Research Institute of Molecular Pathology, Vienna BioCenter, Campus-Vienna-BioCenter 1, Vienna, Austria.
Vienna BioCenter PhD Program, Doctoral School of the University of Vienna and Medical University of Vienna, Vienna, Austria.
Nat Genet. 2022 May;54(5):613-624. doi: 10.1038/s41588-022-01048-5. Epub 2022 May 12.
Enhancer sequences control gene expression and comprise binding sites (motifs) for different transcription factors (TFs). Despite extensive genetic and computational studies, the relationship between DNA sequence and regulatory activity is poorly understood, and de novo enhancer design has been challenging. Here, we built a deep-learning model, DeepSTARR, to quantitatively predict the activities of thousands of developmental and housekeeping enhancers directly from DNA sequence in Drosophila melanogaster S2 cells.
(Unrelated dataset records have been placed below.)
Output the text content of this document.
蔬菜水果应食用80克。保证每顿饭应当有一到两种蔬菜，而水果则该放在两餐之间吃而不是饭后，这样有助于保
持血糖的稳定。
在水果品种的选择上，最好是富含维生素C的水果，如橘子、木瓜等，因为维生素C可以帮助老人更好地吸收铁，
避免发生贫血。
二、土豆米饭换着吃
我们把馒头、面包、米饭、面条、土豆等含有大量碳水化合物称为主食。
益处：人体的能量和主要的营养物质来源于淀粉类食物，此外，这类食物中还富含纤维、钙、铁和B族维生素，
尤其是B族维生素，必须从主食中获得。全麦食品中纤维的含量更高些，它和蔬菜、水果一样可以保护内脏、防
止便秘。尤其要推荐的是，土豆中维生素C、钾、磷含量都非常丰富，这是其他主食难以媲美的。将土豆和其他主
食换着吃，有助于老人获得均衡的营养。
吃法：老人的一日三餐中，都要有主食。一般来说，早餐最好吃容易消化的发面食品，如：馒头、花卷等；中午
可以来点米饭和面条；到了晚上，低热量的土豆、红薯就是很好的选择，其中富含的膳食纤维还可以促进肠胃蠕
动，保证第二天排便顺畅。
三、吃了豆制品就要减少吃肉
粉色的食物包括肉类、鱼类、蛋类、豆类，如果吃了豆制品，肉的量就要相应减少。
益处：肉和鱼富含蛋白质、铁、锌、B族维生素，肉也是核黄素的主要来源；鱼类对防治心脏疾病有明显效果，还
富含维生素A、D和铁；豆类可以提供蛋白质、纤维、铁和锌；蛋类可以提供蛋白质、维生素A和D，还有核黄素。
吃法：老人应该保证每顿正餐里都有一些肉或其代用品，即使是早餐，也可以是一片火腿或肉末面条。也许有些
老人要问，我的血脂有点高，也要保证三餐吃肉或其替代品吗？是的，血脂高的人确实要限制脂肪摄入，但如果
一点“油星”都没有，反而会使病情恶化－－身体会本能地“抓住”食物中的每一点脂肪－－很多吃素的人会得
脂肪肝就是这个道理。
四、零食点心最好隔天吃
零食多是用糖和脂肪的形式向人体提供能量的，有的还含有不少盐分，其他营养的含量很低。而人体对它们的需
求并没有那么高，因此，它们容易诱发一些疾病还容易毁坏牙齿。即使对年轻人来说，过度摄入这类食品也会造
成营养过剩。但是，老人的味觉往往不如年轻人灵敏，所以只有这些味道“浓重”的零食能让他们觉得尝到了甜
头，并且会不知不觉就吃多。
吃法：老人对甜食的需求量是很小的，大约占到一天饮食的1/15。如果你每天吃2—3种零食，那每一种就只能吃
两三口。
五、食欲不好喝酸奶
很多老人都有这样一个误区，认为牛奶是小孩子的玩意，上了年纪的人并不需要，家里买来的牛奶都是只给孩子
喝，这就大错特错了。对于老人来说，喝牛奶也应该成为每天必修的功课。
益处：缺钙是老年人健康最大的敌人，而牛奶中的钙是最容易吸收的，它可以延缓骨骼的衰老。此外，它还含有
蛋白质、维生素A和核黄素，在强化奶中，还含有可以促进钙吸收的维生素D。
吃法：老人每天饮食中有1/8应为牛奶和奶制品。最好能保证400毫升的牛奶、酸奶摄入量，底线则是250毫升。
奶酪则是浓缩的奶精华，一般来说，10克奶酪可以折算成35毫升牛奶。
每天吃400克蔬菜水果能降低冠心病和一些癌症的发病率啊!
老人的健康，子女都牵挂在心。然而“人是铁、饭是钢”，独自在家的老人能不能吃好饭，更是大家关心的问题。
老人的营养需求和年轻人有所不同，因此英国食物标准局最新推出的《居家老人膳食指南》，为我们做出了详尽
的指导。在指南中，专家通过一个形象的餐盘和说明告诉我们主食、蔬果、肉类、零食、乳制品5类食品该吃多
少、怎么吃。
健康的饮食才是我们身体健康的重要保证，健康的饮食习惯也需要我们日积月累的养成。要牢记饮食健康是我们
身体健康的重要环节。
The model learned relevant TF motifs and higher-order syntax rules, including functionally nonequivalent instances of the same TF motif that are determined by motif-flanking sequence and intermotif distances. We validated these rules experimentally and demonstrated that they can be generalized to humans by testing more than 40,000 wildtype and mutant Drosophila and human enhancers. Finally, we designed and functionally validated synthetic enhancers with desired activities de novo.
增强子序列控制基因表达,并包含不同转录因子 (TF) 的结合位点 (基序)。尽管进行了广泛的遗传和计算研究,但 DNA 序列和调控活性之间的关系仍未得到很好的理解,从头设计增强子一直具有挑战性。在这里,我们构建了一个深度学习模型 DeepSTARR,可直接从黑腹果蝇 S2 细胞的 DNA 序列中定量预测数千个发育和管家增强子的活性。该模型学习了相关的 TF 基序和更高阶的语法规则,包括由基序侧翼序列和基序间距离决定的同一 TF 基序的功能不等同实例。我们通过实验验证了这些规则,并通过测试超过 40,000 个野生型和突变型果蝇和人类增强子证明了它们可以推广到人类。最后,我们设计并功能验证了具有预期活性的全新合成增强子。